Latency budgets decide what “intelligent” feels like
Benchmarks rarely capture waiting: humans build trust from partial results, predictable pacing, and recoverable failures.
Time to first token matters
Streaming tokens to the UI beats staring at a spinner—even when final quality is identical—because users can steer early. That shifts engineering priority toward prefill optimization, batching, and model routing: small models for “easy” turns, larger ones for complex reasoning. Token economics tie directly to token counts and context length.
Chains of tools amplify delay
Agents that call search, code execution, or enterprise APIs pay network and cold-start costs serially unless parallelized. Reliability strategies in tool-using agents must include latency budgets per hop, not only success rates.
Quantization trades quality margins for speed
On-device and edge inference often rely on reduced precision—see quantization—which can shift tail behavior. Fast-but-wrong is worse than slow-but-right for certain tasks; choose per workflow.
Energy and fairness
Latency intersects with who can afford to run systems at scale. Read energy as part of UX for why efficiency is an access issue, not only a climate one.

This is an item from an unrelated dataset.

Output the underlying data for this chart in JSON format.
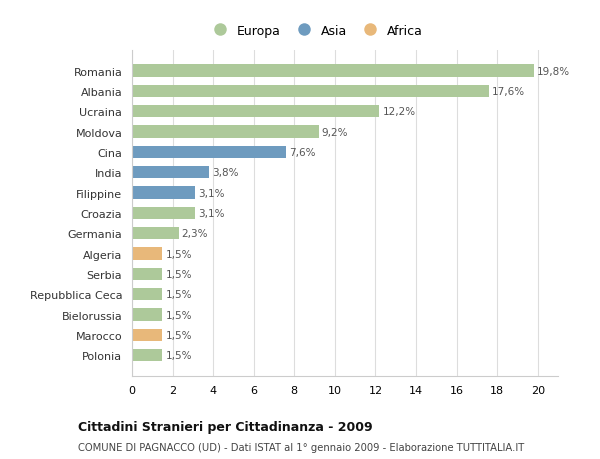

Client-side buffering and perceived speed
Chunked HTTP responses, progressive rendering of markdown, and skeleton UIs improve perceived latency even when server time is fixed—important for mobile networks and for energy-constrained devices that throttle CPUs.
SLIs for AI features
Define service level indicators: p95 time-to-first-token, error rate on tool calls, and rollback triggers when latency regresses after a release. Traditional SRE practice applies; the novelty is stochastic generation length—budget for worst-case chains in agent flows.